と、そのままハンマーを天井へと投げつけた。ハンマーは鈍い風切り音を響かせ、天井を打ち砕いた。

 瓦礫と土埃が書庫へと降り注ぎ、それを避ける為に、ウォーレン以外の四人は壁際まで下がっていた。一方のウォーレンは瓦礫と土埃の降り注ぐ中心に佇み、右手を穴の空いた天井へと伸ばす。
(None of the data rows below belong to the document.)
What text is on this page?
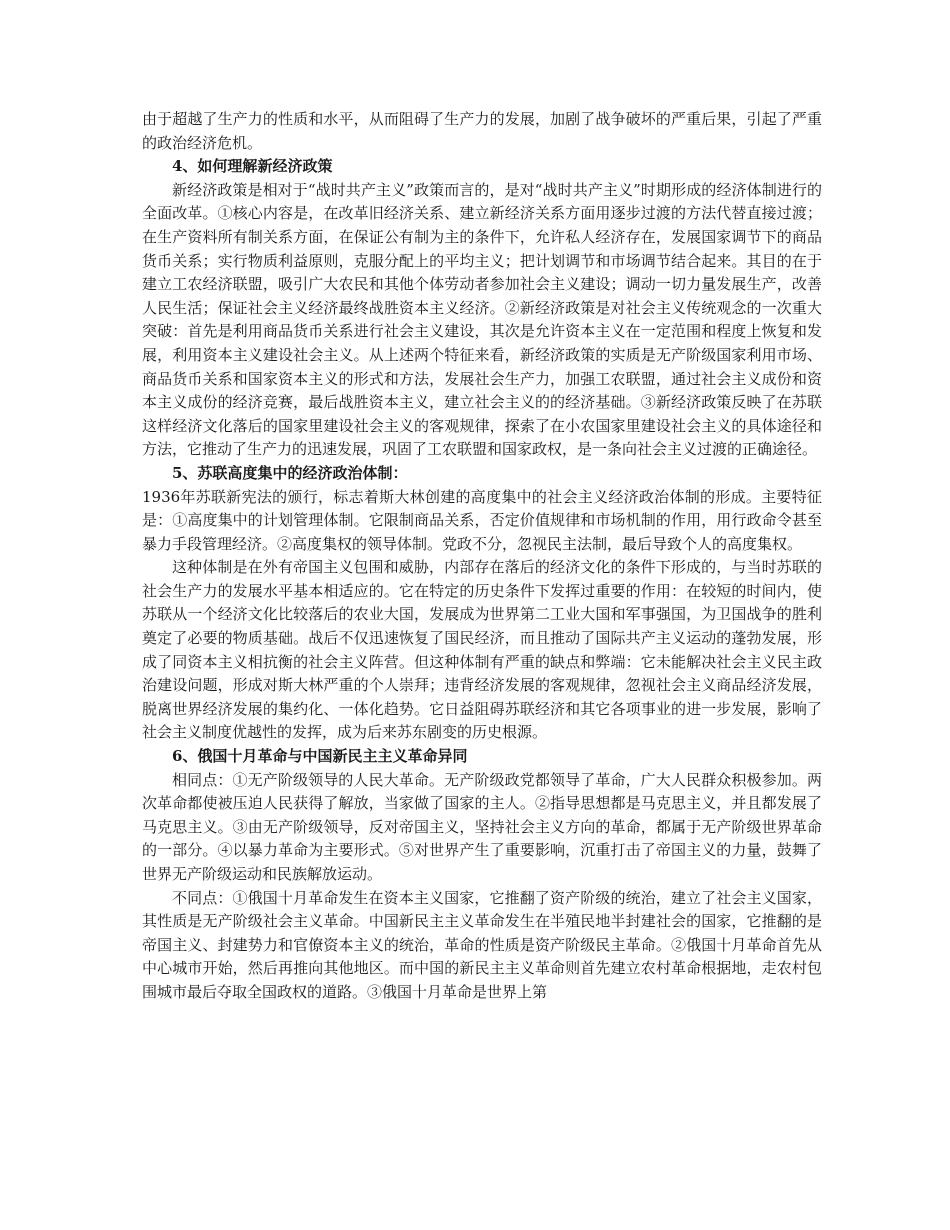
由于超越了生产力的性质和水平，从而阻碍了生产力的发展，加剧了战争破坏的严重后果，引起了严重的政治经济危机。

4、如何理解新经济政策

新经济政策是相对于“战时共产主义”政策而言的，是对“战时共产主义”时期形成的经济体制进行的全面改革。①核心内容是，在改革旧经济关系、建立新经济关系方面用逐步过渡的方法代替直接过渡；在生产资料所有制关系方面，在保证公有制为主的条件下，允许私人经济存在，发展国家调节下的商品货币关系；实行物质利益原则，克服分配上的平均主义；把计划调节和市场调节结合起来。其目的在于建立工农经济联盟，吸引广大农民和其他个体劳动者参加社会主义建设；调动一切力量发展生产，改善人民生活；保证社会主义经济最终战胜资本主义经济。②新经济政策是对社会主义传统观念的一次重大突破：首先是利用商品货币关系进行社会主义建设，其次是允许资本主义在一定范围和程度上恢复和发展，利用资本主义建设社会主义。从上述两个特征来看，新经济政策的实质是无产阶级国家利用市场、商品货币关系和国家资本主义的形式和方法，发展社会生产力，加强工农联盟，通过社会主义成份和资本主义成份的经济竞赛，最后战胜资本主义，建立社会主义的的经济基础。③新经济政策反映了在苏联这样经济文化落后的国家里建设社会主义的客观规律，探索了在小农国家里建设社会主义的具体途径和方法，它推动了生产力的迅速发展，巩固了工农联盟和国家政权，是一条向社会主义过渡的正确途径。

5、苏联高度集中的经济政治体制：

1936年苏联新宪法的颁行，标志着斯大林创建的高度集中的社会主义经济政治体制的形成。主要特征是：①高度集中的计划管理体制。它限制商品关系，否定价值规律和市场机制的作用，用行政命令甚至暴力手段管理经济。②高度集权的领导体制。党政不分，忽视民主法制，最后导致个人的高度集权。

这种体制是在外有帝国主义包围和威胁，内部存在落后的经济文化的条件下形成的，与当时苏联的社会生产力的发展水平基本相适应的。它在特定的历史条件下发挥过重要的作用：在较短的时间内，使苏联从一个经济文化比较落后的农业大国，发展成为世界第二工业大国和军事强国，为卫国战争的胜利奠定了必要的物质基础。战后不仅迅速恢复了国民经济，而且推动了国际共产主义运动的蓬勃发展，形成了同资本主义相抗衡的社会主义阵营。但这种体制有严重的缺点和弊端：它未能解决社会主义民主政治建设问题，形成对斯大林严重的个人崇拜；违背经济发展的客观规律，忽视社会主义商品经济发展，脱离世界经济发展的集约化、一体化趋势。它日益阻碍苏联经济和其它各项事业的进一步发展，影响了社会主义制度优越性的发挥，成为后来苏东剧变的历史根源。

6、俄国十月革命与中国新民主主义革命异同

相同点：①无产阶级领导的人民大革命。无产阶级政党都领导了革命，广大人民群众积极参加。两次革命都使被压迫人民获得了解放，当家做了国家的主人。②指导思想都是马克思主义，并且都发展了马克思主义。③由无产阶级领导，反对帝国主义，坚持社会主义方向的革命，都属于无产阶级世界革命的一部分。④以暴力革命为主要形式。⑤对世界产生了重要影响，沉重打击了帝国主义的力量，鼓舞了世界无产阶级运动和民族解放运动。

不同点：①俄国十月革命发生在资本主义国家，它推翻了资产阶级的统治，建立了社会主义国家，其性质是无产阶级社会主义革命。中国新民主主义革命发生在半殖民地半封建社会的国家，它推翻的是帝国主义、封建势力和官僚资本主义的统治，革命的性质是资产阶级民主革命。②俄国十月革命首先从中心城市开始，然后再推向其他地区。而中国的新民主主义革命则首先建立农村革命根据地，走农村包围城市最后夺取全国政权的道路。③俄国十月革命是世界上第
 そんなウォーレンの手にズンッと重々しい音を広げ、ハンマーが落ちてきた。その柄を握り締め、ウォーレンは重心を落とした。


「さぁ、これで、先に行けるだろ!」


 ウォーレンの言葉にアオは小さく頷くと、剛鎧へと目配せをする。その視線に気付いた剛鎧は鼻から息を吐き、


「分かった分かった。俺が踏み台になってやるよ」


 そう言い、剛鎧は片膝を吐いた。


「すまないな」


 その背を蹴り、アオは上の階へと軽々と移動した。それに続くようにクリスが剛鎧を踏み台にし、上へと上がり、穴の空いた天井から身を乗り出し、右手を差し出す。


「さぁ、冬華」

「う、うん……」


 不安そうにウォーレンの背を見据える冬華は、剛鎧の背中へ右足を乗せた。


「心配すんな」


 剛鎧がそう言い、冬華の体を押し上げる。


「わわっ!」


 大きくバランスを崩す冬華の右手がクリスの手へと伸びる。


「冬華!」


 そう叫び、身を乗り出すクリスが冬華の右手を掴み、そのまま冬華の体を引っ張りあげた。


「はぁ……はぁ……び、ビックリした……」


 腰を落とし、こじんまりとした胸を僅かに揺らす冬華は、目を見開いていた。


「怪我はありませんか?」

「う、うん……大丈夫」


 心配そうなクリスへとそう答えた冬華は立ち上がり、床に空いた穴を覗き込み、剛鎧へと目を向ける。背筋を伸ばし天井を見上げる剛鎧と目が合う。すると、剛鎧はニシシと笑った。


「先に行け」

「えっ?」

「流石に、コイツ一人じゃ心配だろ?」


 ウォーレンを右手の親指で指差しながらそう言う剛鎧に、冬華は何かを言おうとしたが、それをクリスが制した。

 冬華が顔を向けると、クリスは何も言わず首を振る。その行動に、冬華も察し、小さく頷き、


「じゃあ、任せるね!」


と、剛鎧へと告げ、歩き出す。クリスとアオは顔を見合わせた後、歩き出す。一刻も早く最上階へと辿り着くために。